Un zip dorsal est plus facile à enfiler et laisse entrer plus d'eau. Un zip poitrine est une bataille à enfiler et sensiblement plus chaud. Les combinaisons de camp sont généralement à zip dorsal, pour des raisons pratiques.
Le froid, et comment il agit vraiment sur votre session
Le froid ne met généralement pas fin à une session en vous faisant frissonner. Il y met fin en rendant vos mains maladroites, ce qui retarde le take-off, ce qui vous fait tomber, ce qui vous refroidit davantage.
L'enchaînement est prévisible : environ quatre-vingt-dix minutes dans une 3/2 en janvier avant que la motricité fine ne se dégrade. Reconnaître cela comme un signal de froid plutôt qu'un défaut technique est utile, parce que la réponse est de sortir et de revenir demain.
Le vent est le vrai voleur. Rester debout sur la plage en combinaison mouillée par vent offshore fait perdre de la chaleur plus vite que rester assis dans l'eau. Changez-vous rapidement, et emportez un poncho à capuche en hiver : il fait davantage pour votre confort qu'une combinaison plus épaisse.
En acheter une, si vous le décidez
Pour un voyage par an au Maroc, servez-vous du matériel du camp. Pour deux voyages ou plus, ou si vous surfez chez vous à des températures comparables, une 3/2 à coutures collées et cousues en aveugle couvre presque tout ce que cette côte vous réserve.

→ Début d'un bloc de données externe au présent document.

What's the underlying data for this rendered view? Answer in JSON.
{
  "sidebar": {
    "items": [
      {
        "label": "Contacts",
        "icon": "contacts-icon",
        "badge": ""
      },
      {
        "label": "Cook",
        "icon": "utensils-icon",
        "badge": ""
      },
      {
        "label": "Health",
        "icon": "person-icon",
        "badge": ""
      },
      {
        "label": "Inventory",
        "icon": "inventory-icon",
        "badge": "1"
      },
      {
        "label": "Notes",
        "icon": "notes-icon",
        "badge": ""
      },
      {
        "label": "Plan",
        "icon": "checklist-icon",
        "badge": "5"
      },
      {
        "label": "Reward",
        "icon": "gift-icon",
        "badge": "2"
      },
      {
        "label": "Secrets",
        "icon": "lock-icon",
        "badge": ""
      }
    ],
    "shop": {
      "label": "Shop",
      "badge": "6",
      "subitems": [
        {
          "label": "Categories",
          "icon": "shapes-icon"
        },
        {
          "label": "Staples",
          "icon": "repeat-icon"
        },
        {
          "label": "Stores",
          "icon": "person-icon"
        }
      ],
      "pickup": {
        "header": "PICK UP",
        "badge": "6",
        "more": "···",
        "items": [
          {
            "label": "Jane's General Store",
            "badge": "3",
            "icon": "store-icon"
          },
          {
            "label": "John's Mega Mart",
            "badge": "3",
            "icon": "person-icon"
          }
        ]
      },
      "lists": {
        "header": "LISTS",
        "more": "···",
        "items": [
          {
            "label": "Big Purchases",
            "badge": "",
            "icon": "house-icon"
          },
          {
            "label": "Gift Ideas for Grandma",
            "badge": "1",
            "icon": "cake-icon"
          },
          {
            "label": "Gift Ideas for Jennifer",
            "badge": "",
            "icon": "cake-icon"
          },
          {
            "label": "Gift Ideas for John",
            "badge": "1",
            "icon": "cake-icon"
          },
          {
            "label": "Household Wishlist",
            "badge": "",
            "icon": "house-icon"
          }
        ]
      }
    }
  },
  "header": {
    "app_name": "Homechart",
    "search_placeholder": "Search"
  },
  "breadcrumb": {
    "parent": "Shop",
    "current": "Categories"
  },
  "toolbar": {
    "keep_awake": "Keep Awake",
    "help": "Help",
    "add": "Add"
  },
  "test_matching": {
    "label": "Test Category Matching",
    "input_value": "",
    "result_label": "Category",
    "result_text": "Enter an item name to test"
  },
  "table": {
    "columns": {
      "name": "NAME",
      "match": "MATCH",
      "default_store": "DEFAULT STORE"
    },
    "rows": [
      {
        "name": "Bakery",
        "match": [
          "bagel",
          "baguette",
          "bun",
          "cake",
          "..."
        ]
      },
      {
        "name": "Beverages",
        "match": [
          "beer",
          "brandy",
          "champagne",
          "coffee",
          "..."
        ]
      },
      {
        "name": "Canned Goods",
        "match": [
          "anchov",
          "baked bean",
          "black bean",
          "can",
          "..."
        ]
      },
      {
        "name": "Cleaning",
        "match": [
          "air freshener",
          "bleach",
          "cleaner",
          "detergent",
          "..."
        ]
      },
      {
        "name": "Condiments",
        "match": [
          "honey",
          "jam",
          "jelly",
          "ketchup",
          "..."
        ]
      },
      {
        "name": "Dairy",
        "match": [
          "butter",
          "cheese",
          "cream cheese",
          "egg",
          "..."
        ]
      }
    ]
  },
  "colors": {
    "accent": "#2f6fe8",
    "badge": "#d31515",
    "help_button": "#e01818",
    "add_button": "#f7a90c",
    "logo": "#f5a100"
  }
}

La coupe compte bien plus que la marque. Une combinaison à 150 euros qui vous va est plus chaude qu'une à 400 euros qui ne vous va pas.
Si vous achetez sur place, les surf shops de Taghazout et Tamraght vendent les grandes marques à des prix globalement comparables à l'Europe. Ce qu'ils ont en plus, ce sont des gens qui surfent ici tous les jours et peuvent vous dire ce qui marche vraiment en janvier.
La version courte
De novembre à juin, une 3/2 intégrale. De juillet à octobre, un shorty convient à la plupart des gens, avec une 3/2 disponible si vous êtes frileux. Des chaussons si vous surfez régulièrement les pointes rocheuses. Rien d'autre n'est nécessaire.
L'eau est de plusieurs degrés plus froide que la latitude ne le laisse croire, à cause d'un courant froid et d'une remontée d'eau saisonnière : c'est le fait qui prend au dépourvu ceux qui viennent pour la première fois. Comptez 17 à 19 °C la majeure partie de l'année et 21 à 22 °C en fin d'été.
Les combinaisons sont incluses dans tout camp sérieux et disposer de plusieurs épaisseurs est la norme. Demandez une combinaison plus épaisse si vous avez froid plutôt que d'endurer — un surfeur qui a froid est un surfeur fatigué, et un surfeur fatigué prend moins de vagues.
Le meilleur investissement pour le confort hivernal ici n'est pas une combinaison plus épaisse. C'est un poncho à capuche, parce que c'est le vent sur une combinaison mouillée entre l'eau et le van qui refroidit réellement les gens.
Lycras, boardshorts et la question de l'été
En juillet, août et septembre, bon nombre de surfeurs ici portent boardshort et lycra plutôt que du néoprène, et pour une session courte dans l'eau tiède de fin d'été c'est parfaitement raisonnable.
Le piège, c'est la durée. Une eau à 21 °C paraît tiède quarante minutes et froide au bout de quatre-vingt-dix, et les débutants restent bien plus longtemps à l'eau qu'ils ne le prévoient, parce que ramer pour revenir au pic prend du temps. Un shorty ne coûte rien en mobilité et vous achète une heure de plus.
Un lycra vaut la peine d'être porté quelle que soit la température. Il évite les irritations de la planche sur la poitrine et les côtes, la plainte la plus fréquente des débutants au deuxième jour, et il supprime la nécessité de remettre de la crème solaire dans le dos en pleine session.
Les lycras manches longues avec protection UPF sont l'article non néoprène le plus utile pour un séjour estival au Maroc. Le vent atlantique masque complètement le soleil et les épaules brûlent avant que quiconque s'en aperçoive.